Future roads will likely carry autonomous vehicles that communicate with one another in a system where vehicles relay information — like destination, speed, or upcoming lane change — and then receive real-time feedback about decisions like route changes necessary to avoid traffic.

Such an intelligent connected vehicle system could vastly improve mobility and safety, while reducing congestion and emissions from vehicles idling in traffic, but it will also add significant complexity to already dynamic traffic patterns, making vehicle flow vulnerable to instability.

“The advent of connected vehicles will pose tremendous challenges to the robustness of the traffic management system,” said Sean X. He, an assistant professor of civil and environmental engineering at Rensselaer Polytechnic Institute. “We have nice dynamic modeling of our current traffic system; however, if we add another layer — that’s the communication layer — it becomes very chaotic. We don’t yet know how to formulate the complex interactions that would occur between the traffic and communication layers.”

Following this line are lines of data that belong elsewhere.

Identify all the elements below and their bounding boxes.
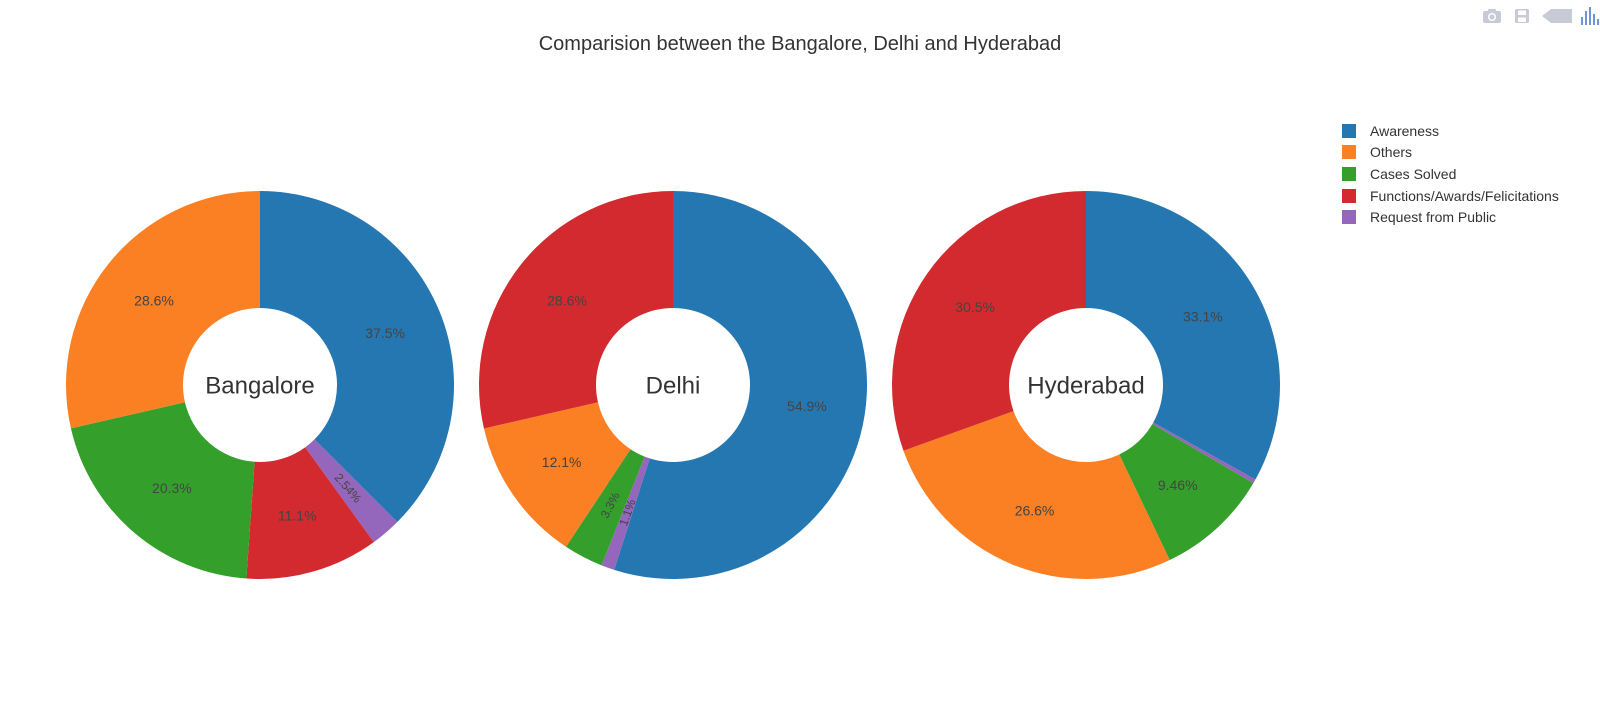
legend-label: Cases Solved xyxy=(1370,165,1457,182)
legend-swatch xyxy=(1342,145,1356,160)
pie-hyderabad: 33.1% 9.46% 26.6% 30.5% Hyderabad xyxy=(892,191,1280,579)
pie-slice-cases-solved[interactable] xyxy=(70,402,255,579)
legend: Awareness Others Cases Solved Functions/Awa… xyxy=(1342,120,1559,228)
legend-item-cases-solved[interactable]: Cases Solved xyxy=(1342,163,1559,185)
slice-label: 26.6% xyxy=(1015,502,1055,518)
legend-label: Others xyxy=(1370,144,1413,161)
legend-label: Awareness xyxy=(1370,122,1440,139)
bar-chart-icon[interactable] xyxy=(1580,5,1600,27)
legend-label: Functions/Awards/Felicitations xyxy=(1370,187,1559,204)
pie-slice-others[interactable] xyxy=(903,411,1170,579)
pie-slice-awareness[interactable] xyxy=(614,191,868,580)
legend-swatch xyxy=(1342,188,1356,203)
pie-center-label: Delhi xyxy=(646,373,701,400)
slice-label: 54.9% xyxy=(787,398,827,414)
pie-slice-others[interactable] xyxy=(483,402,631,547)
slice-label: 9.46% xyxy=(1158,477,1198,493)
modebar xyxy=(1480,4,1600,28)
pie-slice-request-from-public[interactable] xyxy=(601,456,650,570)
pie-slice-request-from-public[interactable] xyxy=(1152,422,1256,484)
legend-label: Request from Public xyxy=(1370,209,1497,226)
pie-slice-awareness[interactable] xyxy=(1086,191,1280,480)
pie-slice-cases-solved[interactable] xyxy=(565,449,645,566)
pie-slice-awareness[interactable] xyxy=(260,190,455,523)
save-icon[interactable] xyxy=(1510,5,1534,27)
legend-item-request-from-public[interactable]: Request from Public xyxy=(1342,206,1559,228)
pie-charts: 37.5%2.54%11.1%20.3%28.6%Bangalore54.9%1… xyxy=(66,190,1280,580)
legend-swatch xyxy=(1342,123,1356,138)
slice-label: 37.5% xyxy=(365,325,405,341)
slice-label: 28.6% xyxy=(134,293,174,309)
pie-slice-request-from-public[interactable] xyxy=(305,439,398,543)
pie-center-label: Hyderabad xyxy=(1027,373,1144,400)
pie-slice-cases-solved[interactable] xyxy=(1119,423,1254,561)
slice-label: 12.1% xyxy=(542,454,582,470)
legend-item-others[interactable]: Others xyxy=(1342,142,1559,164)
chart-title: Comparision between the Bangalore, Delhi… xyxy=(538,33,1062,55)
slice-label: 11.1% xyxy=(278,507,317,523)
legend-swatch xyxy=(1342,210,1356,225)
slice-label: 28.6% xyxy=(547,293,587,309)
pie-slice-functions-awards-felicitations[interactable] xyxy=(892,191,1086,451)
pie-delhi: 54.9%1.1%3.3%12.1%28.6%Delhi xyxy=(478,191,868,580)
legend-item-functions-awards-felicitations[interactable]: Functions/Awards/Felicitations xyxy=(1342,185,1559,207)
pie-center-label: Bangalore xyxy=(205,373,314,400)
pie-slice-functions-awards-felicitations[interactable] xyxy=(246,447,374,579)
legend-swatch xyxy=(1342,166,1356,181)
slice-label: 30.5% xyxy=(955,299,995,315)
pan-icon[interactable] xyxy=(1540,5,1574,27)
pie-slice-others[interactable] xyxy=(66,191,260,429)
slice-label: 20.3% xyxy=(152,480,192,496)
legend-item-awareness[interactable]: Awareness xyxy=(1342,120,1559,142)
pie-slice-functions-awards-felicitations[interactable] xyxy=(478,191,673,429)
slice-label: 33.1% xyxy=(1183,308,1223,324)
camera-icon[interactable] xyxy=(1480,5,1504,27)
pie-bangalore: 37.5%2.54%11.1%20.3%28.6%Bangalore xyxy=(66,190,455,579)
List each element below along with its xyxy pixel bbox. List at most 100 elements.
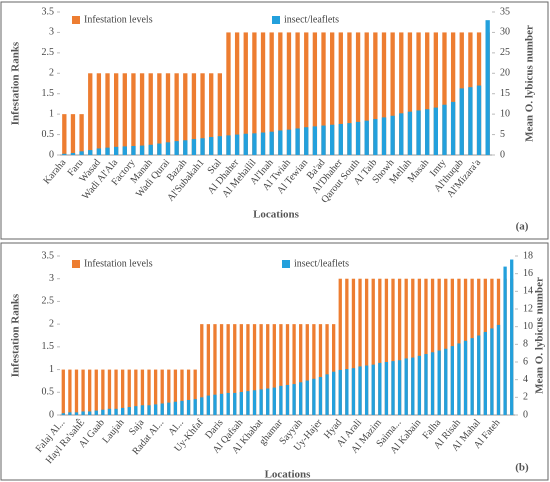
bar (351, 278, 356, 415)
bar (101, 409, 105, 415)
bar (234, 32, 240, 155)
y2-tick-label: 16 (523, 268, 533, 279)
bar (114, 369, 118, 415)
bar (68, 412, 72, 415)
bar (140, 369, 145, 415)
bar (81, 411, 85, 415)
y-tick-label: 0.5 (42, 387, 55, 398)
bar (424, 278, 428, 415)
bar (88, 150, 93, 155)
bar (404, 278, 408, 415)
bar (219, 393, 224, 415)
bar (444, 348, 448, 415)
bar (496, 324, 501, 415)
bar (490, 328, 494, 415)
bar (239, 324, 243, 415)
bar (416, 32, 421, 155)
bar (260, 32, 266, 155)
bar (173, 401, 178, 415)
bar (397, 278, 402, 415)
bar (252, 324, 257, 415)
bar (120, 407, 125, 415)
bar (266, 324, 270, 415)
legend-swatch (272, 16, 280, 24)
bar (381, 32, 387, 155)
bar (186, 369, 191, 415)
y-tick-label: 2 (49, 68, 54, 79)
bar (510, 259, 514, 415)
bar (399, 32, 404, 155)
bar (173, 369, 178, 415)
bar (430, 278, 435, 415)
bar (226, 392, 230, 415)
bar (61, 413, 65, 415)
bar (68, 369, 72, 415)
bar (134, 369, 138, 415)
bar (483, 331, 487, 415)
y2-tick-label: 5 (500, 129, 505, 140)
bar (219, 324, 224, 415)
bar (183, 140, 188, 155)
bar (312, 126, 318, 155)
bar (200, 138, 205, 155)
bar (459, 88, 464, 155)
bar (252, 390, 257, 415)
bar (285, 324, 290, 415)
bar (390, 115, 395, 155)
bar (433, 107, 438, 155)
bar (332, 324, 336, 415)
bar (140, 405, 145, 415)
bar (74, 369, 79, 415)
bar (157, 143, 162, 155)
bar (259, 389, 263, 415)
bar (62, 114, 67, 155)
y-tick-label: 1.5 (42, 88, 55, 99)
bar (425, 32, 430, 155)
bar (183, 73, 188, 155)
bar (246, 391, 250, 415)
bar (358, 366, 362, 415)
bar (325, 374, 329, 415)
bar (468, 87, 473, 155)
bar (279, 385, 283, 415)
bar (191, 139, 197, 155)
bar (312, 324, 316, 415)
bar (364, 32, 369, 155)
y2-tick-label: 35 (500, 6, 510, 17)
bar (318, 377, 323, 415)
bar (485, 20, 490, 155)
bar (304, 127, 309, 155)
bar (384, 278, 389, 415)
bar (285, 384, 290, 415)
bar (217, 136, 222, 155)
bar (131, 146, 136, 155)
y-tick-label: 0 (49, 149, 54, 160)
bar (312, 32, 318, 155)
bar (62, 153, 67, 155)
bar (399, 113, 404, 155)
bar (74, 412, 79, 415)
bar (355, 121, 361, 155)
bar (186, 399, 191, 415)
bar (81, 369, 85, 415)
legend-label: insect/leaflets (294, 258, 349, 269)
x-axis-title: Locations (253, 209, 300, 221)
bar (417, 355, 422, 415)
bar (390, 32, 395, 155)
bar (272, 324, 276, 415)
legend-swatch (282, 260, 290, 268)
bar (94, 410, 98, 415)
bar (330, 32, 335, 155)
bar (167, 369, 171, 415)
y2-tick-label: 6 (523, 356, 528, 367)
bar (477, 335, 481, 415)
bar (355, 32, 361, 155)
bar (391, 278, 395, 415)
bar (200, 397, 204, 415)
bar (239, 392, 243, 415)
y2-tick-label: 12 (523, 303, 533, 314)
y-tick-label: 3 (49, 27, 54, 38)
y-tick-label: 1.5 (42, 341, 55, 352)
bar (269, 131, 274, 155)
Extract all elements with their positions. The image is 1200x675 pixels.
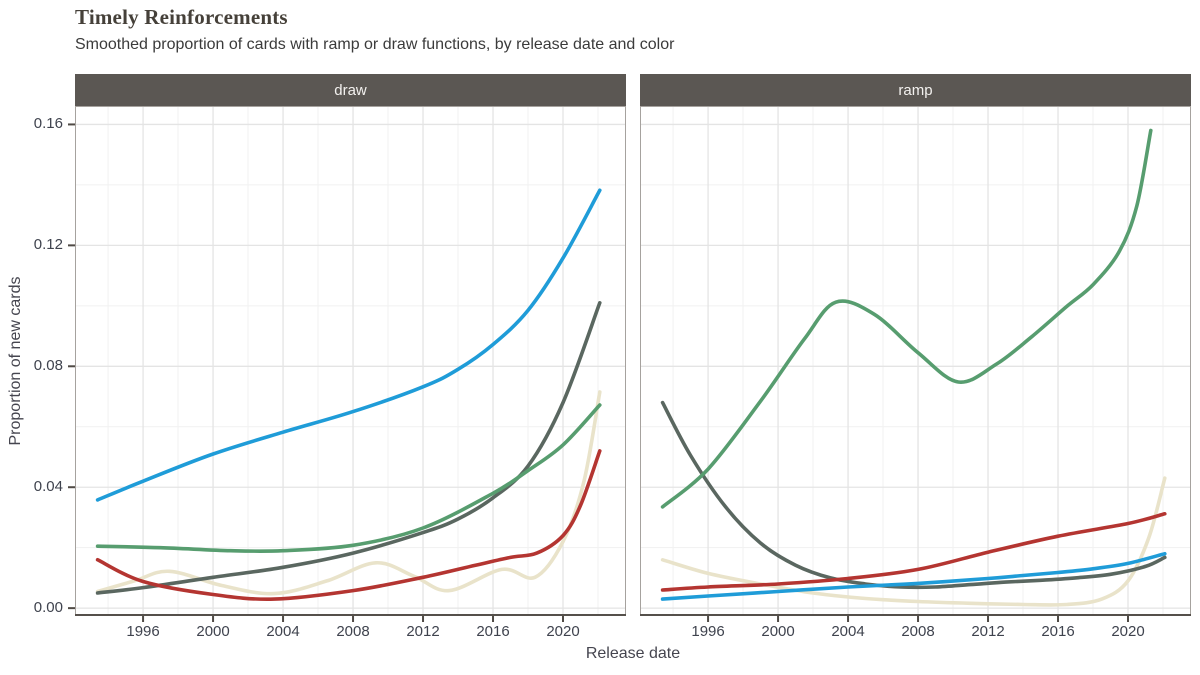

With the support of a National Science Foundation Faculty Early Career Development (CAREER) grant, He will develop a theoretical framework to model traffic and information systems within a broader connected vehicle system.

“What I’m interested in is: How we can model it as a system? We want to understand the interactions between vehicles and interactions between vehicles and infrastructures,” He said.

At the core of this research is an understanding of the robustness of the overall system — a measure of how quickly it can rebound after an event like a crash, an influx of traffic, or interference in traffic management. The goal is to prevent large fluctuations within the system that could lead to instability or even collapse.

“We want to know: Where are the critical points?” He said. “If something is going to happen, how can we predict it before the system collapses?”

This type of modeling will provide necessary information to other researchers and policymakers as future cyber and physical infrastructure is built and as autonomous vehicle policies are developed. The model and derived tools will facilitate the design of robust traffic management procedures to bring about social, economic, and environmental benefits of connected vehicles systems.

“Connected vehicle systems can allow vehicles and infrastructure to share information and allow all roadway users to make real-time decisions in a distributed fashion,” He said. “These real-time decisions could transform our current mobility policies, roadway designs, and traffic operations.”

He will share his findings with K-12 students, professionals, and the public using simulation and virtual reality-based platforms.